The new airline says it will operate a classic LCC model, replicating the successful formula at other LCCs like easyJet, IndiGo, Cebu Pacific, and AirAsia. It will offer low airfares – approximately half of what Air Astana offers today – on mostly domestic routes, but it is expected to expand onto regional international routes in the mid-term.

It will operate initially four aircraft, growing to a fleet of at least 15 by 2022.  FlyArystan will operate from multiple aircraft bases in Kazakhstan with routes and aircraft bases announced gradually. The new LCC will clearly compete with its parent Air Astana on some routes: “There will be some cannibalisation inevitably, but this will be market led growth.

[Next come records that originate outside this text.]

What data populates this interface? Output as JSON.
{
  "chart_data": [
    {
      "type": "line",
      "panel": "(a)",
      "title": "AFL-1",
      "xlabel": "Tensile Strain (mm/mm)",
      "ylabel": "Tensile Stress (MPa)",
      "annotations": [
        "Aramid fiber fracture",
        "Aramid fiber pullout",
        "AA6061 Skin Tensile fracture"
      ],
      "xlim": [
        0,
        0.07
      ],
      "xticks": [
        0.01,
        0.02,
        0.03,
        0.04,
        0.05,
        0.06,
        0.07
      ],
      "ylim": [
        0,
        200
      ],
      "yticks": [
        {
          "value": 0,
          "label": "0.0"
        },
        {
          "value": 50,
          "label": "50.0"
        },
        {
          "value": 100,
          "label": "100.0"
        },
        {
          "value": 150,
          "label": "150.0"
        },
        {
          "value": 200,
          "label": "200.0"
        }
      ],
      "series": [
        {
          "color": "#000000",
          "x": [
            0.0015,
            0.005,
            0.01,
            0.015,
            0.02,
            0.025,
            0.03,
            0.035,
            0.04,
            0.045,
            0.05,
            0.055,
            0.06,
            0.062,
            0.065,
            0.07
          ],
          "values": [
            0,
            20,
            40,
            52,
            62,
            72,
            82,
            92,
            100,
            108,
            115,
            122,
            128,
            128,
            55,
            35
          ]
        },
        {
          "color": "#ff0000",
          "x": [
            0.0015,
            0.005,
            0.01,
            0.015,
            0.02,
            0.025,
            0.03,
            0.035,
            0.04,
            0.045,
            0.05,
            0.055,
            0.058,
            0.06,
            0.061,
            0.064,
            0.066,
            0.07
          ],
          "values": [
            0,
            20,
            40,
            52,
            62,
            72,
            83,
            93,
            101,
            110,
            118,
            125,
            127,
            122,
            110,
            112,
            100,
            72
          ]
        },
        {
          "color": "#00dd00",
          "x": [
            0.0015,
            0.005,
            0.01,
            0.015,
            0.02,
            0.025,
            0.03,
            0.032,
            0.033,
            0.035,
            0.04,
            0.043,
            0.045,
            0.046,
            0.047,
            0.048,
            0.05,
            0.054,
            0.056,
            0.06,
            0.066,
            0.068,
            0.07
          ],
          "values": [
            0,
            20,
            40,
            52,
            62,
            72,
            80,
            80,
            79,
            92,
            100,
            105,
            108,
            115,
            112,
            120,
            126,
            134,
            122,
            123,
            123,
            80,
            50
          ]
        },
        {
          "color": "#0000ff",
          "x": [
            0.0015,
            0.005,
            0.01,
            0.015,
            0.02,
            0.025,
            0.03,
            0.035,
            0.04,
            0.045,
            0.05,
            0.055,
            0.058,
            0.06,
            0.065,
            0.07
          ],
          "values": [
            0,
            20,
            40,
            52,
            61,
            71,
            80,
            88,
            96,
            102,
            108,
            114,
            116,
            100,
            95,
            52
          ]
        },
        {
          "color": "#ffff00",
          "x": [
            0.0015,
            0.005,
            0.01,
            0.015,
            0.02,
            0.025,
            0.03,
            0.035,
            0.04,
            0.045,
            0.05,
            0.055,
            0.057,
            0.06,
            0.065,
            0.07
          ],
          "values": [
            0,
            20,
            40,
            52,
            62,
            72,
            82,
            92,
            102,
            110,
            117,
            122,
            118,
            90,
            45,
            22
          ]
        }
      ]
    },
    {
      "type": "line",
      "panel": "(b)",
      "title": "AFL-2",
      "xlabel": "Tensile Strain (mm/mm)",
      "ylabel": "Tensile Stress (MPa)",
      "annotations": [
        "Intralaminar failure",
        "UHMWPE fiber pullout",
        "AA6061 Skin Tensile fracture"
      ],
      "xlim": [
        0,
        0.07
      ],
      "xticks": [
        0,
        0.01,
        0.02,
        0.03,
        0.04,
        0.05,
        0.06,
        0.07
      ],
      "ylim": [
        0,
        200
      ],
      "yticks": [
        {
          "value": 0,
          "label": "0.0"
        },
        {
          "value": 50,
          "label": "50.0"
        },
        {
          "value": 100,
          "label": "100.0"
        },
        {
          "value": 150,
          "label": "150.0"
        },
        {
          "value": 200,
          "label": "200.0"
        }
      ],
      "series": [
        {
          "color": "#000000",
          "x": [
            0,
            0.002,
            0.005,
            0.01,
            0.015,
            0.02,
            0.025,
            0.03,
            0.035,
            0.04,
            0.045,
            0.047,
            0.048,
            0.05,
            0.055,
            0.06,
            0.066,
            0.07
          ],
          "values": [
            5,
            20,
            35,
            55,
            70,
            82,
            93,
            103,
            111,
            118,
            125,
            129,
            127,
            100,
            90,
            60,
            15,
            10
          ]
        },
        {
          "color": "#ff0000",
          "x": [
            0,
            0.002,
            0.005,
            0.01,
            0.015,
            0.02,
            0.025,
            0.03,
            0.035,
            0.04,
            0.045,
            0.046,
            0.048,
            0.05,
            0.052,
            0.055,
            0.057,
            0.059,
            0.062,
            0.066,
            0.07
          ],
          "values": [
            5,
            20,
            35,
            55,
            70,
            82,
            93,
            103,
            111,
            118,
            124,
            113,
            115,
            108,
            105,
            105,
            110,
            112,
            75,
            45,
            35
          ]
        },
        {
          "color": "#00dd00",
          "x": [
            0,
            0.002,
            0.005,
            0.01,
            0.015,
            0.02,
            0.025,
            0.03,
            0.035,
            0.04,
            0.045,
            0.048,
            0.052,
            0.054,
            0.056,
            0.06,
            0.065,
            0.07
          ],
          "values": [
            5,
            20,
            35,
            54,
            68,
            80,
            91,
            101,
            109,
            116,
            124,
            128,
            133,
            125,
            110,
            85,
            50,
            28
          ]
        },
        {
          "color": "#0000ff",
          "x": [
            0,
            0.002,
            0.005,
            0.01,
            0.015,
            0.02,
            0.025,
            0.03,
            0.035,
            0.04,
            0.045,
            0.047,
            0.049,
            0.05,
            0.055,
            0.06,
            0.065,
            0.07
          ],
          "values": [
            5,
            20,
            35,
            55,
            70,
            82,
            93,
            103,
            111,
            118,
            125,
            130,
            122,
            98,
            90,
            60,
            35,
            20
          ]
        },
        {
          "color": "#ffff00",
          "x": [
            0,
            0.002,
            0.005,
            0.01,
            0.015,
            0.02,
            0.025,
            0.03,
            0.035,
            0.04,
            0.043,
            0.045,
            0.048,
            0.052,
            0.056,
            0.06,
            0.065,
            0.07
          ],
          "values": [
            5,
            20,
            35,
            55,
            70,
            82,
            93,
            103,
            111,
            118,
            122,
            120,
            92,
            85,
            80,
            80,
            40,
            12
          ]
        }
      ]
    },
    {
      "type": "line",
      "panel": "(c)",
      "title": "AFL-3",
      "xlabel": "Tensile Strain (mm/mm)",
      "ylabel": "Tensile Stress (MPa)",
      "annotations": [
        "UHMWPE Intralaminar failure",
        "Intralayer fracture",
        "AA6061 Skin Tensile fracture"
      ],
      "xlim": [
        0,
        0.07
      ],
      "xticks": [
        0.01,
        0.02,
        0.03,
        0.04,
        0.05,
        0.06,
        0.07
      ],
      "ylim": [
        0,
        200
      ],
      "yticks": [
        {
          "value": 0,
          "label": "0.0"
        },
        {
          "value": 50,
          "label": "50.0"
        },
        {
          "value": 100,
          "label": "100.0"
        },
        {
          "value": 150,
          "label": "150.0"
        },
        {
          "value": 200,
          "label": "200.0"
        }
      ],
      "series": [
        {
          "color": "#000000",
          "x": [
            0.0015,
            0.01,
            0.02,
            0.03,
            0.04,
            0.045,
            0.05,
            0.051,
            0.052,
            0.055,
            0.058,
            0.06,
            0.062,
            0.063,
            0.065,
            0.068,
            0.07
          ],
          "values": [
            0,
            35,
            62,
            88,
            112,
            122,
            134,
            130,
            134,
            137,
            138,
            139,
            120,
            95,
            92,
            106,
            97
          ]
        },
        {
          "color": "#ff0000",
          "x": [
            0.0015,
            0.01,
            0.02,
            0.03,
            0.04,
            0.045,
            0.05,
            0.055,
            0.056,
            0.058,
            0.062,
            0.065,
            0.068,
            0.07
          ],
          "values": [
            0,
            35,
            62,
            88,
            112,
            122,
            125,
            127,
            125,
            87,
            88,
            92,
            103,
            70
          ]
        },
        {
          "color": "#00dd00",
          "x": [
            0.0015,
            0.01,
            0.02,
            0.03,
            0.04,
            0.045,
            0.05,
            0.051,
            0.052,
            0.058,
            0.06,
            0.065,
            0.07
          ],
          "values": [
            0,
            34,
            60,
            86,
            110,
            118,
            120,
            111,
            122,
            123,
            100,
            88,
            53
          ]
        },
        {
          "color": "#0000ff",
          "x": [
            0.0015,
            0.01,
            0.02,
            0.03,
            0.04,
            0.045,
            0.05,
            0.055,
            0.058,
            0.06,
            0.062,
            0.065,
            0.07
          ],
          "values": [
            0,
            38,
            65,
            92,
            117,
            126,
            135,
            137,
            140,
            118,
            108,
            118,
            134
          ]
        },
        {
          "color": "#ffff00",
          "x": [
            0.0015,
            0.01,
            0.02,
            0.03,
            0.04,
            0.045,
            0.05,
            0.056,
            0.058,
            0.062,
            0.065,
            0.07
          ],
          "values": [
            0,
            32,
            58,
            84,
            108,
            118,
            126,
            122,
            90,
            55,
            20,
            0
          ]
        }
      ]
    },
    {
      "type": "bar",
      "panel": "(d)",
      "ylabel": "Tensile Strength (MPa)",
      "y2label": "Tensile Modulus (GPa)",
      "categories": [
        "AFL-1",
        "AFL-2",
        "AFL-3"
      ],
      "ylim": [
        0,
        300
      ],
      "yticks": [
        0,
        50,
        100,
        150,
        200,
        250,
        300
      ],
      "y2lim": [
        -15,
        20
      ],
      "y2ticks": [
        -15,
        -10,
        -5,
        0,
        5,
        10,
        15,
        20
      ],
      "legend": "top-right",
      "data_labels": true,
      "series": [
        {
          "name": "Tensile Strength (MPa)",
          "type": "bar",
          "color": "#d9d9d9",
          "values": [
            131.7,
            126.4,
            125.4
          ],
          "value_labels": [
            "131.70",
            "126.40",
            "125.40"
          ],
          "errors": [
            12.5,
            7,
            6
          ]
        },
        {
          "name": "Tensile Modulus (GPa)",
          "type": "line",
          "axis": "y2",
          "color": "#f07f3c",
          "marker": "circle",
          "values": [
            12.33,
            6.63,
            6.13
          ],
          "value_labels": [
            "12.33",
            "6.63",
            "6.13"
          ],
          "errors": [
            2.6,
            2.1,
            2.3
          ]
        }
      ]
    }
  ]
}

In due course FlyArystan will have its own AOC [Air Operator Certificate] – hopefully within a year and become an established carrier in its own right,” states Jailauova. All safety standards and regulatory processes to which Air Astana is subject, will automatically apply to FlyArystan.

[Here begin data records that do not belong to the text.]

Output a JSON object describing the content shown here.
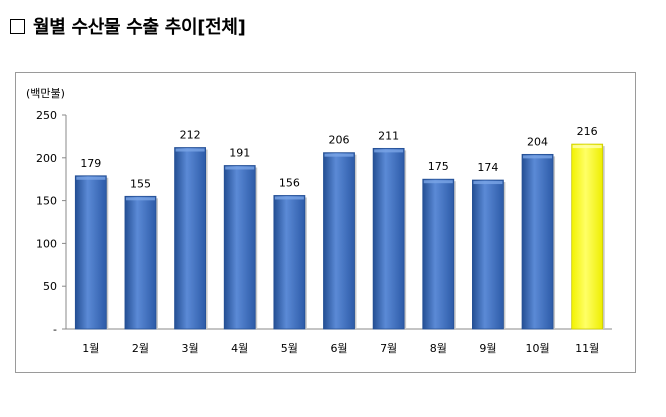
{
  "heading": {
    "text": "월별 수산물 수출 추이[전체]"
  },
  "chart_data": {
    "type": "bar",
    "title": "",
    "unit_label": "(백만불)",
    "categories": [
      "1월",
      "2월",
      "3월",
      "4월",
      "5월",
      "6월",
      "7월",
      "8월",
      "9월",
      "10월",
      "11월"
    ],
    "values": [
      179,
      155,
      212,
      191,
      156,
      206,
      211,
      175,
      174,
      204,
      216
    ],
    "ylim": [
      0,
      250
    ],
    "yticks": [
      "-",
      "50",
      "100",
      "150",
      "200",
      "250"
    ],
    "grid": false,
    "legend": "none",
    "colors": {
      "bar": "#3d6fbf",
      "bar_dark": "#244f94",
      "bar_light": "#7aa5e6",
      "highlight": "#ffff33",
      "highlight_edge": "#c9c900"
    },
    "highlight_index": 10
  }
}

FlyArystan’s management team has already been appointed and is drawn from Air Astana’s senior local managers, whom the airline has been developing for the last 16 years. Jailauova says the team is led by Tim Jordan, a British-Australian national with more than 15 years’ senior LCC management experience at Cebu Pacific and Virgin Blue.

Air Astana: FlyArystan Janar Jailauova
There will be some cannibalisation inevitably, says Jailauova

There are now three other carriers operating domestically in Kazakhstan aside from Air Astana. There is SCAT – which has started to take delivery of new 737MAXs, Bek Air and Qazaq Air also operate locally. With competition tightening from both at home and in the region, Jailauova feels it is the right time to set up a low cost airline.

She says the reason mainly lies within the demand of the population to have more affordable air travel.

“FlyArystan is the result of much serious thought and internal business planning, and comes as a result of a rapidly changing local and regional airline business environment. It will benefit the long-term prospects of Air Astana, and we hope, it will be well received by the Kazakhstan’s travelling public, who will be able to enjoy high frequency, significantly cheaper airfares on domestic and regional routes.”

In February, Air Astana declared a net profit for 2018 of $5.3 million, driven by higher revenues and higher jet fuel costs. Foster said 2018 was a challenging year due to higher-priced fuel, and pressure on international yields and domestic market share due to competitive capacity increases on key routes.

Looking forward to 2019, Foster noted a fuel price reduction of 16 per cent from its peak in June 2018, and pointed also to the expected May launch of its low cost unit, FlyArystan. “The low cost airline is a great business opportunity on domestic and shorter regional routes. The travelling public will be delighted by the cheap fares we have in store, as long as the government facilitates the legislative changes required to enable FlyArystan to launch,” he said.

Air Astana will launch its own LCC
Air Astana will launch its own LCC

On regional operations Air Astana flies a fleet of A320s including A320neo and A321neo, as well as Embraer E190/E190-E2 aircraft. The airline is in the process of further expanding its regional footprint, with the announcement that Air Astana will be increasing the frequency of services from both Almaty and Astana to Tashkent, the capital of Uzbekistan, with effect from April 2019.

Services to Tashkent are operated by A320 and E190 aircraft, with a flight time of 1 hour 35 minutes from Almaty, and two hours from Astana. Air Astana launched flights to Tashkent from Almaty in December 2010 and from Astana in May 2012. Since the launch of flights to Tashkent, the airline has carried over half a million passengers and 700 tonnes of cargo.

Having a good reputation in the region has gone down well for Air Astana, especially operationally and service wise, as this has cushioned the carrier in tough times, hopefully that reputation will spill over to FlyArystan.